Dutt's regularly updated database tells him
Dehradun has 253 schools at the moment. They range from the "common
garden schools" to the government-run Kendriya Vidyalayas to, of
course, the Doon. Jyotsna Brar, principal of Welham School for Girls,
points to the "mile-long Curzon Road" behind her house and counts
nine schools on that tiny stretch. As Nityanand Swami, chief minister
of Uttaranchal, puts it, "Schools are a very big industry here."
He should know; in March he inaugurated three schools, one in Dehradun
and two in Udham Singh Nagar.
Yet recent months have been hectic even by standards
Dehradun has become inured to. "A certain spurt", to use Mason's
expression, in school building is perceptible. The trend began about two
years ago and seems to be peaking this academic session (2001-02), with
four schools-if one includes the Mussoorie Girls School, located in the
hill station an hour away-opening their doors.

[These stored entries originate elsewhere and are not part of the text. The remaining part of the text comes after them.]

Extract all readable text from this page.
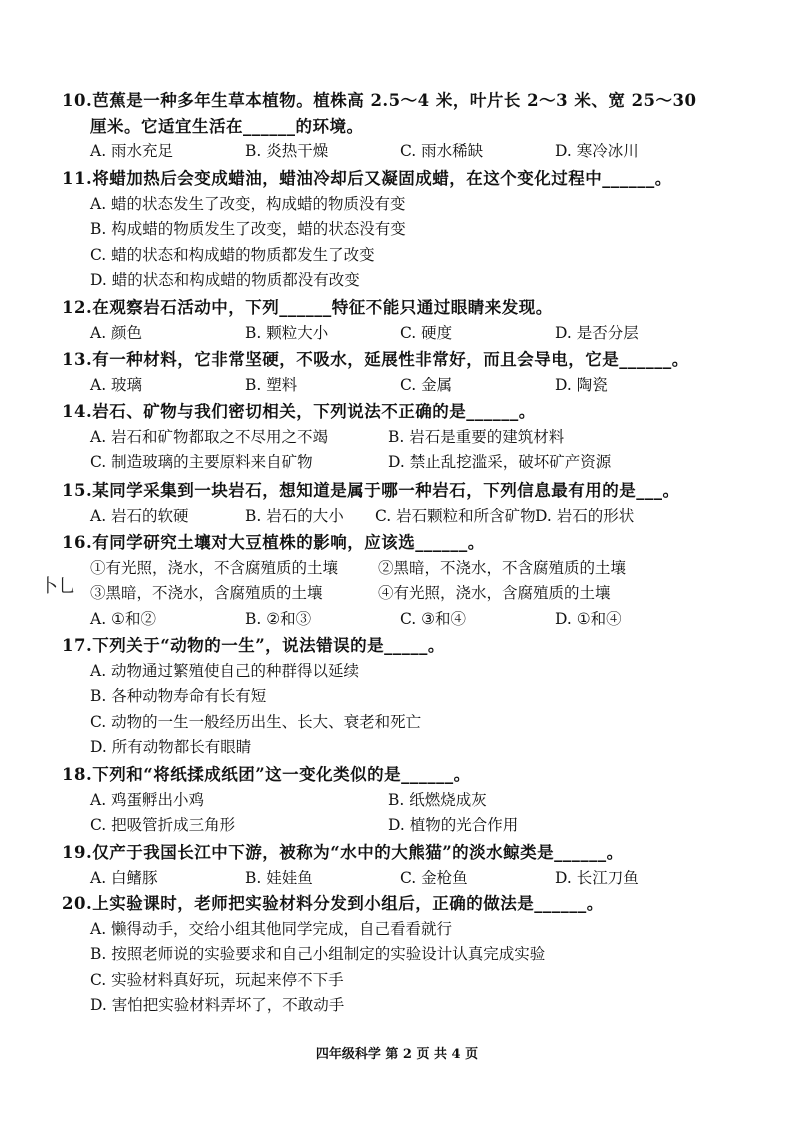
10.芭蕉是一种多年生草本植物。植株高 2.5～4 米，叶片长 2～3 米、宽 25～30

厘米。它适宜生活在______的环境。

A. 雨水充足	B. 炎热干燥	C. 雨水稀缺	D. 寒冷冰川

11.将蜡加热后会变成蜡油，蜡油冷却后又凝固成蜡，在这个变化过程中______。

A. 蜡的状态发生了改变，构成蜡的物质没有变
B. 构成蜡的物质发生了改变，蜡的状态没有变
C. 蜡的状态和构成蜡的物质都发生了改变
D. 蜡的状态和构成蜡的物质都没有改变

12.在观察岩石活动中，下列______特征不能只通过眼睛来发现。

A. 颜色	B. 颗粒大小	C. 硬度	D. 是否分层

13.有一种材料，它非常坚硬，不吸水，延展性非常好，而且会导电，它是______。

A. 玻璃	B. 塑料	C. 金属	D. 陶瓷

14.岩石、矿物与我们密切相关，下列说法不正确的是______。

A. 岩石和矿物都取之不尽用之不竭	B. 岩石是重要的建筑材料
C. 制造玻璃的主要原料来自矿物	D. 禁止乱挖滥采，破坏矿产资源

15.某同学采集到一块岩石，想知道是属于哪一种岩石，下列信息最有用的是___。

A. 岩石的软硬	B. 岩石的大小	C. 岩石颗粒和所含矿物 D. 岩石的形状

16.有同学研究土壤对大豆植株的影响，应该选______。

①有光照，浇水，不含腐殖质的土壤	②黑暗，不浇水，不含腐殖质的土壤
③黑暗，不浇水，含腐殖质的土壤	④有光照，浇水，含腐殖质的土壤
A. ①和②	B. ②和③	C. ③和④	D. ①和④

17.下列关于“动物的一生”，说法错误的是_____。

A. 动物通过繁殖使自己的种群得以延续
B. 各种动物寿命有长有短
C. 动物的一生一般经历出生、长大、衰老和死亡
D. 所有动物都长有眼睛

18.下列和“将纸揉成纸团”这一变化类似的是______。

A. 鸡蛋孵出小鸡	B. 纸燃烧成灰
C. 把吸管折成三角形	D. 植物的光合作用

19.仅产于我国长江中下游，被称为“水中的大熊猫”的淡水鲸类是______。

A. 白鳍豚	B. 娃娃鱼	C. 金枪鱼	D. 长江刀鱼

20.上实验课时，老师把实验材料分发到小组后，正确的做法是______。

A. 懒得动手，交给小组其他同学完成，自己看看就行
B. 按照老师说的实验要求和自己小组制定的实验设计认真完成实验
C. 实验材料真好玩，玩起来停不下手
D. 害怕把实验材料弄坏了，不敢动手
卜乚
四年级科学 第 2 页 共 4 页
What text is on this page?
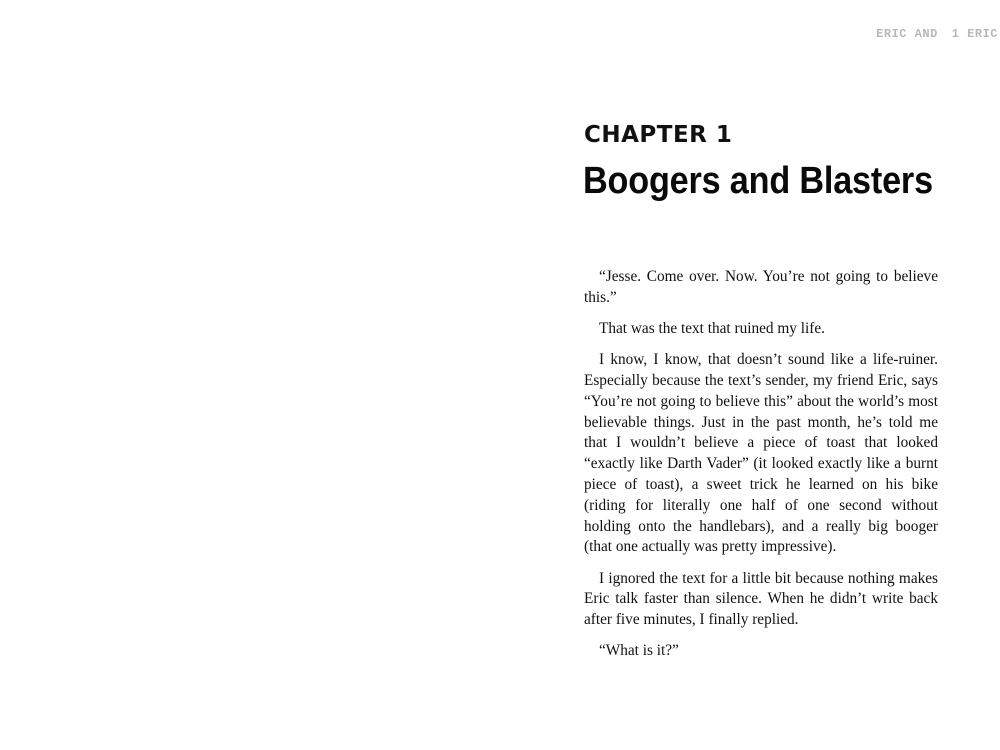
ERIC AND 1 ERIC
CHAPTER 1
Boogers and Blasters

“Jesse. Come over. Now. You’re not going to believe this.”

That was the text that ruined my life.

I know, I know, that doesn’t sound like a life-ruiner. Especially because the text’s sender, my friend Eric, says “You’re not going to believe this” about the world’s most believable things. Just in the past month, he’s told me that I wouldn’t believe a piece of toast that looked “exactly like Darth Vader” (it looked exactly like a burnt piece of toast), a sweet trick he learned on his bike (riding for literally one half of one second without holding onto the handlebars), and a really big booger (that one actually was pretty impressive).

I ignored the text for a little bit because nothing makes Eric talk faster than silence. When he didn’t write back after five minutes, I finally replied.

“What is it?”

That aside, Analjit Singh
of the Max Group has bought land in Dehradun for, an associate says, "the
biggest school of them all".
The new institutions are being promoted by people
who bring to their schools a wide variety of experiences. R.K. Sinha (Indian
Public School) covered the Bangladesh War for Hindustan Times before,
in a display of remarkable entrepreneurial ingenuity, setting up a security
agency that initially employed demobilised soldiers and now has 300 offices
all over India. Sunny Gupta (Aryan School) is director of Wheezal Labs,
"the biggest homoeopathic combinations unit in northern India".
For Amarjeet Singh, Asian School is a diversion
from his limestone quarrying business. Kamal Sehgal (Hope Town) is a jeweller
who ran Gem India in Mumbai's Kala Ghoda before closing down the outlet,
returning to Dehradun and commissioning a project report on a girls' school.
Om Pathak is a former civil servant whose most recent venture was a poultry
farm in Ghaziabad. In February 2002, he hopes to begin classes at the
55-acre SelaQui School.
So strong is Dehradun's association with education
that Sumer Singh, headmaster of Asian School and an old Doon hand himself,
smirks, "If you set up a school here, you could cut your advertising
budget by 75 per cent." Not that this stops the New Horizon International
School from putting up hoardings that announce its "profile of a
child" is "a Spartan in build with an Athenian mind".